Sam runs again. Jimmy takes the fall.
He can't go back.
When they declare him whole and healthy again, and a date's been set for his discharge, he hacks the medisystem to find out who they've contacted to pick him up. His mom had been in to see him, right afterward and again around the halfway mark in his recovery, but she'd gone back into the black, faded away again, disappeared once more.
Frank. Fucking Frank.
He can't go back to that shithole. Won't go back. After everything he's lived through, after finally fucking choosing life over death, he can't go back to Iowa. He'd die there. There were only two options waiting for him in Iowa. A slow, painful death from being trapped or a quick and painful death at Frank's own hands. There is no way.
So, he figures, if he's already proven he could take care of himself (and 30+ others), if he's already shown he would do anything with nothing to lose, if his only other option was the system…
He'd just opt out.
The night before his discharge, he hacks the security and ghosts himself. Temporarily because the system would figure it out and debug itself, or alert someone to do it.
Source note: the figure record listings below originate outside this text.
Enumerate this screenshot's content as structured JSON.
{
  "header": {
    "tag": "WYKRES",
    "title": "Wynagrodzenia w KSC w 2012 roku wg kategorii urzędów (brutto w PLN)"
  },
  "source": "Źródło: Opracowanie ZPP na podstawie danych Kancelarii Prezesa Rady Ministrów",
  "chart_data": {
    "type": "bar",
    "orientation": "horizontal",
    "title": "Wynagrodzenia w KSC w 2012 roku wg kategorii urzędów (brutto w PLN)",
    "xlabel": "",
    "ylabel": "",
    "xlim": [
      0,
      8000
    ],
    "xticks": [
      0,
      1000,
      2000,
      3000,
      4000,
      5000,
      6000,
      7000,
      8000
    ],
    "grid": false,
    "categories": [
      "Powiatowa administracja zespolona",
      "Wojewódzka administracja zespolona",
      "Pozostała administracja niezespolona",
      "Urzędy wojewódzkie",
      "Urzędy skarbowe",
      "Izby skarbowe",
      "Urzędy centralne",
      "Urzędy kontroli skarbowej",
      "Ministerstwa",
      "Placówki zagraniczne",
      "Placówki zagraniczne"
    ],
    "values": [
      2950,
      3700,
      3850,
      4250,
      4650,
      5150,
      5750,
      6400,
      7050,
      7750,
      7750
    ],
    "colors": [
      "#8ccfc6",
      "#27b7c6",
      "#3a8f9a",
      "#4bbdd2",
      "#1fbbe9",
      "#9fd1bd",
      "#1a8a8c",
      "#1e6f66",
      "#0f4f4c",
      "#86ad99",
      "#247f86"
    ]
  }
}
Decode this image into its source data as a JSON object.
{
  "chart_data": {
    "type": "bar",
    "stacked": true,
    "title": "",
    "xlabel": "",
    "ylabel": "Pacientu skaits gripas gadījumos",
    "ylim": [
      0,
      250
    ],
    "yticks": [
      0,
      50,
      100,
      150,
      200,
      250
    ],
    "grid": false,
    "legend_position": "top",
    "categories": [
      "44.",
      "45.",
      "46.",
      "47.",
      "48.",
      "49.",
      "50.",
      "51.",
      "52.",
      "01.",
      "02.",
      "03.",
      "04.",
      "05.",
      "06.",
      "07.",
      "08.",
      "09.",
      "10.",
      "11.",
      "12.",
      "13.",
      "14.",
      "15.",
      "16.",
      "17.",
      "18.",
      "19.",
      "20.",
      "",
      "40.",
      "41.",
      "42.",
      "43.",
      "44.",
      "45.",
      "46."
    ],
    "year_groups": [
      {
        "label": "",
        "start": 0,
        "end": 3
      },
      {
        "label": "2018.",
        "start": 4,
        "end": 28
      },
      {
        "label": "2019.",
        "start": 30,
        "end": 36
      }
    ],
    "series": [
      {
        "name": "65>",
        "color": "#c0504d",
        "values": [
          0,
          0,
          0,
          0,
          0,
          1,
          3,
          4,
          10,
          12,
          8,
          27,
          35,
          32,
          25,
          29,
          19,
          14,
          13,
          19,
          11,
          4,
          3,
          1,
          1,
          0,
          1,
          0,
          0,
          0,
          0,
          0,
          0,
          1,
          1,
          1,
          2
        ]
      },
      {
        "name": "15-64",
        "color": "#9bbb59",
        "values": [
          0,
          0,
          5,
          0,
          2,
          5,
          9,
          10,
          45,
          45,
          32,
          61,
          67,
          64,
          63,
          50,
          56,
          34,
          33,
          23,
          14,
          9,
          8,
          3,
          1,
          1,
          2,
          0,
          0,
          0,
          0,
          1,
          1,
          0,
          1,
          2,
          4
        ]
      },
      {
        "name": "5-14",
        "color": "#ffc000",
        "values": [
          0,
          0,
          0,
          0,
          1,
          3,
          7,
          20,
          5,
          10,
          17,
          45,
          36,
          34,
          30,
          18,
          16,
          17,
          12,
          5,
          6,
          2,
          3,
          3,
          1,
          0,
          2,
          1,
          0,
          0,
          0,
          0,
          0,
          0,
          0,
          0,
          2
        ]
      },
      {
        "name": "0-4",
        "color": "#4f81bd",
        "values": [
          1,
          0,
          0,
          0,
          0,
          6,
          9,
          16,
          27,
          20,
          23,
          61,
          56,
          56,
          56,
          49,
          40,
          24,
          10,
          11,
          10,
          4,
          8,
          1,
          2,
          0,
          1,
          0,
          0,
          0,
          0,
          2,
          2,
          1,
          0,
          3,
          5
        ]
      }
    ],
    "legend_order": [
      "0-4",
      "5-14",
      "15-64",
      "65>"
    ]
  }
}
Then his files would be replaced and footage scanned, and it would reveal exactly what he'd done. But by then he'd be long gone, offworld, hopefully. Out of country at least.
Didn't fucking matter.
All that matters is that he's fucking fourteen almost fucking fifteen and sick of everyone else's shit.
He was going to live, goddammit.
Live.
Jim is completely alone when he turns fifteen.
AN: I'm sorry I kind of hurt you like this except I'm not at all sorry. At least it ended kind of Hopeful?